También es muy importante que obedezcan a sus padres. Tuve una experiencia que me enseñó la importancia de la obediencia. Me encantan los caballos y me gusta enseñarles a saltar. De joven me invitaron a competir en los Juegos Panamericanos, una especie de Olimpíadas de los países de Norteamérica, América Central y Sudamérica. Trabajé fuerte durante dos años entrenándome para esa competición, y un día, poco antes de los juegos, desobedecí a mi entrenador. Acababa de terminar mi sesión de entrenamiento y él me había dicho que ya era suficiente, pero yo decidí realizar unos pocos saltos más. Al hacerlo, el caballo y yo caímos y resulté gravemente herido. Después de todo mi trabajo, no pude tomar parte en la competición. Debemos aprender a obedecer a nuestros entrenadores: nuestros padres, nuestros líderes y nuestros maestros. Ellos saben cómo ayudarnos a evitar los peligros y los problemas.
El trabajar con caballos me enseñó también a ser paciente y a nunca darme por vencido. El progreso viene poco a poco. Una vez tuve un potro llamado Planchet. Alguien dijo: “Ese caballo es débil; nunca valdrá para nada”. Pero alguien más me dijo que si era paciente y ejercitaba los músculos de mi potro, algún día llegaría a ser un buen caballo. Alimenté a Planchet, cuidé de él y lo amé. Durante todo un año caminé con él para fortalecer sus músculos; trabajé y trabajé con él, y aquel potro débil ganó el campeonato brasileño en una competición de tres días.

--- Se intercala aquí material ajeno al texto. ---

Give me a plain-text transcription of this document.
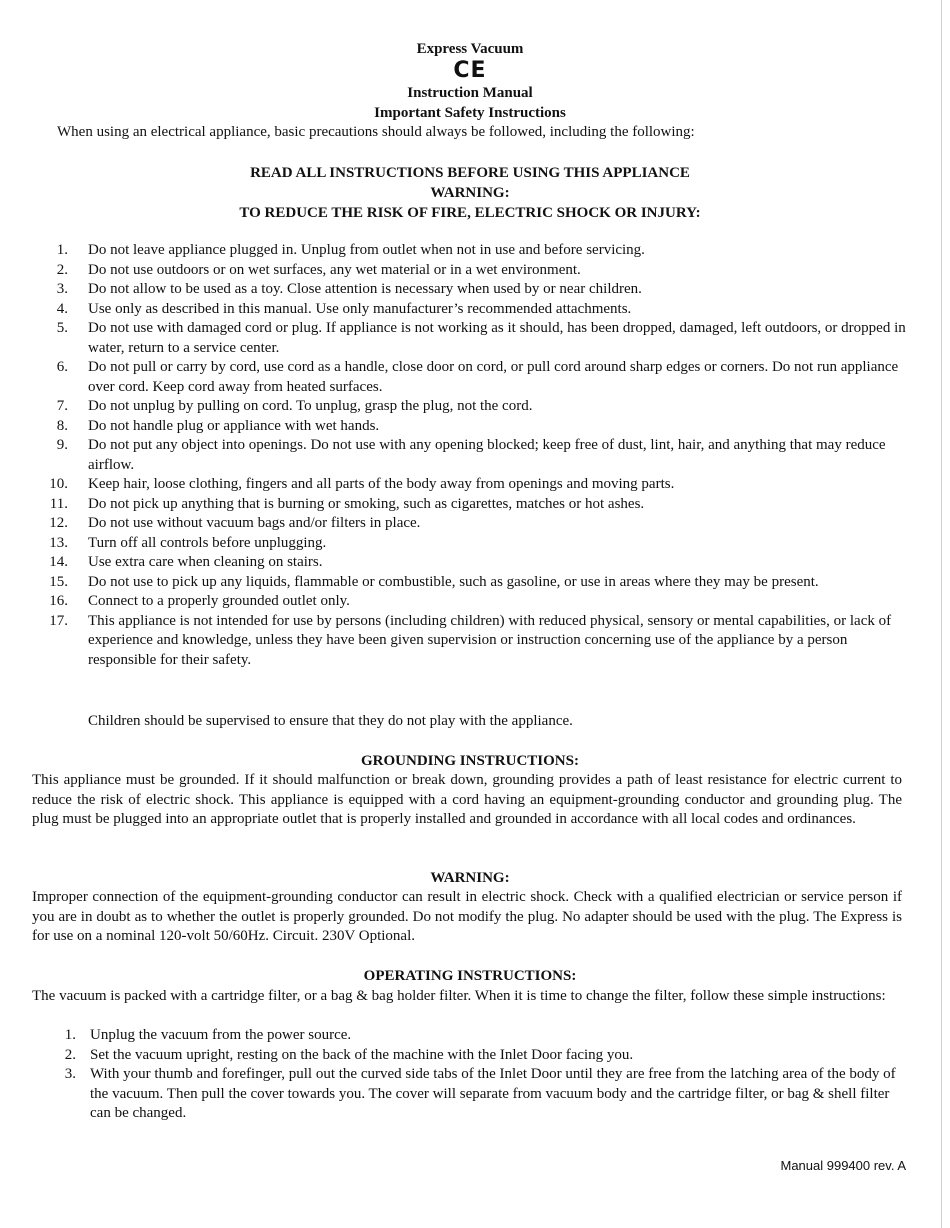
Express Vacuum
CE
Instruction Manual
Important Safety Instructions
When using an electrical appliance, basic precautions should always be followed, including the following:
READ ALL INSTRUCTIONS BEFORE USING THIS APPLIANCE
WARNING:
TO REDUCE THE RISK OF FIRE, ELECTRIC SHOCK OR INJURY:
1. Do not leave appliance plugged in. Unplug from outlet when not in use and before servicing.
2. Do not use outdoors or on wet surfaces, any wet material or in a wet environment.
3. Do not allow to be used as a toy. Close attention is necessary when used by or near children.
4. Use only as described in this manual. Use only manufacturer’s recommended attachments.
5. Do not use with damaged cord or plug. If appliance is not working as it should, has been dropped, damaged, left outdoors, or dropped in water, return to a service center.
6. Do not pull or carry by cord, use cord as a handle, close door on cord, or pull cord around sharp edges or corners. Do not run appliance over cord. Keep cord away from heated surfaces.
7. Do not unplug by pulling on cord. To unplug, grasp the plug, not the cord.
8. Do not handle plug or appliance with wet hands.
9. Do not put any object into openings. Do not use with any opening blocked; keep free of dust, lint, hair, and anything that may reduce airflow.
10. Keep hair, loose clothing, fingers and all parts of the body away from openings and moving parts.
11. Do not pick up anything that is burning or smoking, such as cigarettes, matches or hot ashes.
12. Do not use without vacuum bags and/or filters in place.
13. Turn off all controls before unplugging.
14. Use extra care when cleaning on stairs.
15. Do not use to pick up any liquids, flammable or combustible, such as gasoline, or use in areas where they may be present.
16. Connect to a properly grounded outlet only.
17. This appliance is not intended for use by persons (including children) with reduced physical, sensory or mental capabilities, or lack of experience and knowledge, unless they have been given supervision or instruction concerning use of the appliance by a person responsible for their safety.
Children should be supervised to ensure that they do not play with the appliance.
GROUNDING INSTRUCTIONS:
This appliance must be grounded. If it should malfunction or break down, grounding provides a path of least resistance for electric current to reduce the risk of electric shock. This appliance is equipped with a cord having an equipment-grounding conductor and grounding plug. The plug must be plugged into an appropriate outlet that is properly installed and grounded in accordance with all local codes and ordinances.
WARNING:
Improper connection of the equipment-grounding conductor can result in electric shock. Check with a qualified electrician or service person if you are in doubt as to whether the outlet is properly grounded. Do not modify the plug. No adapter should be used with the plug. The Express is for use on a nominal 120-volt 50/60Hz. Circuit. 230V Optional.
OPERATING INSTRUCTIONS:
The vacuum is packed with a cartridge filter, or a bag & bag holder filter. When it is time to change the filter, follow these simple instructions:
1. Unplug the vacuum from the power source.
2. Set the vacuum upright, resting on the back of the machine with the Inlet Door facing you.
3. With your thumb and forefinger, pull out the curved side tabs of the Inlet Door until they are free from the latching area of the body of the vacuum. Then pull the cover towards you. The cover will separate from vacuum body and the cartridge filter, or bag & shell filter can be changed.
Manual 999400 rev. A
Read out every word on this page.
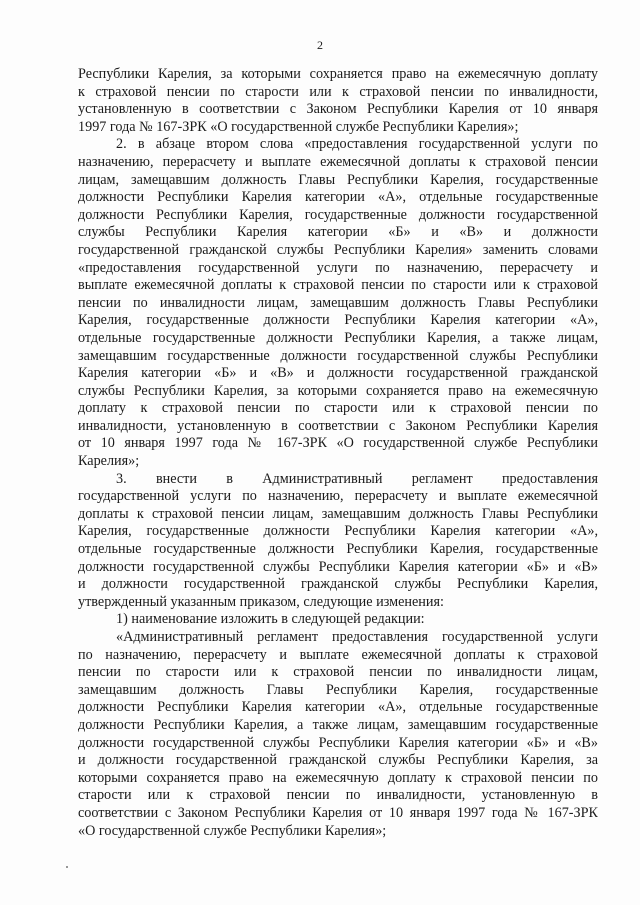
2
Республики Карелия, за которыми сохраняется право на ежемесячную доплату
к страховой пенсии по старости или к страховой пенсии по инвалидности,
установленную в соответствии с Законом Республики Карелия от 10 января
1997 года № 167-ЗРК «О государственной службе Республики Карелия»;
2. в абзаце втором слова «предоставления государственной услуги по
назначению, перерасчету и выплате ежемесячной доплаты к страховой пенсии
лицам, замещавшим должность Главы Республики Карелия, государственные
должности Республики Карелия категории «А», отдельные государственные
должности Республики Карелия, государственные должности государственной
службы Республики Карелия категории «Б» и «В» и должности
государственной гражданской службы Республики Карелия» заменить словами
«предоставления государственной услуги по назначению, перерасчету и
выплате ежемесячной доплаты к страховой пенсии по старости или к страховой
пенсии по инвалидности лицам, замещавшим должность Главы Республики
Карелия, государственные должности Республики Карелия категории «А»,
отдельные государственные должности Республики Карелия, а также лицам,
замещавшим государственные должности государственной службы Республики
Карелия категории «Б» и «В» и должности государственной гражданской
службы Республики Карелия, за которыми сохраняется право на ежемесячную
доплату к страховой пенсии по старости или к страховой пенсии по
инвалидности, установленную в соответствии с Законом Республики Карелия
от 10 января 1997 года № 167-ЗРК «О государственной службе Республики
Карелия»;
3. внести в Административный регламент предоставления
государственной услуги по назначению, перерасчету и выплате ежемесячной
доплаты к страховой пенсии лицам, замещавшим должность Главы Республики
Карелия, государственные должности Республики Карелия категории «А»,
отдельные государственные должности Республики Карелия, государственные
должности государственной службы Республики Карелия категории «Б» и «В»
и должности государственной гражданской службы Республики Карелия,
утвержденный указанным приказом, следующие изменения:
1) наименование изложить в следующей редакции:
«Административный регламент предоставления государственной услуги
по назначению, перерасчету и выплате ежемесячной доплаты к страховой
пенсии по старости или к страховой пенсии по инвалидности лицам,
замещавшим должность Главы Республики Карелия, государственные
должности Республики Карелия категории «А», отдельные государственные
должности Республики Карелия, а также лицам, замещавшим государственные
должности государственной службы Республики Карелия категории «Б» и «В»
и должности государственной гражданской службы Республики Карелия, за
которыми сохраняется право на ежемесячную доплату к страховой пенсии по
старости или к страховой пенсии по инвалидности, установленную в
соответствии с Законом Республики Карелия от 10 января 1997 года № 167-ЗРК
«О государственной службе Республики Карелия»;
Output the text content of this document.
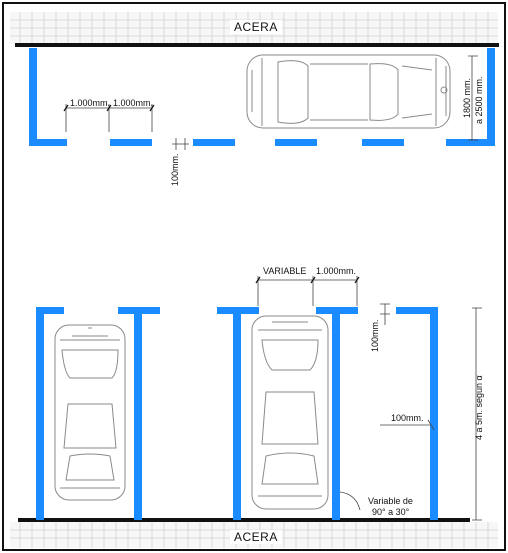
ACERA
ACERA
1.000mm. 1.000mm.
100mm.
1800 mm. a 2500 mm.
VARIABLE 1.000mm.
100mm.
100mm.	4 a 5m. segun α
Variable de
90° a 30°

Puede que por ahora piensen que son débiles, pero jamás se den por vencidos. Un día serán fuertes; pero deben ser pacientes al hacer las cosas sencillas. Oren al Señor, estudien las Escrituras un poco cada día; amen y obedezcan a sus padres; amen y sirvan a su familia y a sus amigos.
Uno de los días más importantes de mi vida fue el de mi bautismo. Tenía cuarenta años. Los misioneros habían llamado a la puerta de mi hogar en Brasil, y siempre que leo en el Libro de Mormón sobre los hijos de Mosíah, que eran misioneros sumamente poderosos, pienso en los élderes Hansen y Furness. Ellos iban bien arreglados, así que resultó fácil invitarlos a nuestro hogar; eran educados y amables; tenían sonrisas hermosas y un buen espíritu. Amo a esos misioneros que me enseñaron a conocer al Señor. Después de mi bautismo, pusieron las manos sobre mi cabeza para confirmarme. Lloré mucho porque jamás había tenido un sentimiento tan maravilloso, y desde entonces he tenido ese maravilloso sentimiento.
Uno de los momentos más importantes de mi vida fue cuando mi esposa y yo servimos en el Templo de São Paulo, Brasil. Podíamos sentir la presencia del Señor en Su casa. Siempre que veía el sellamiento de familias, pensaba en lo mucho que el Señor ama a Sus hijos.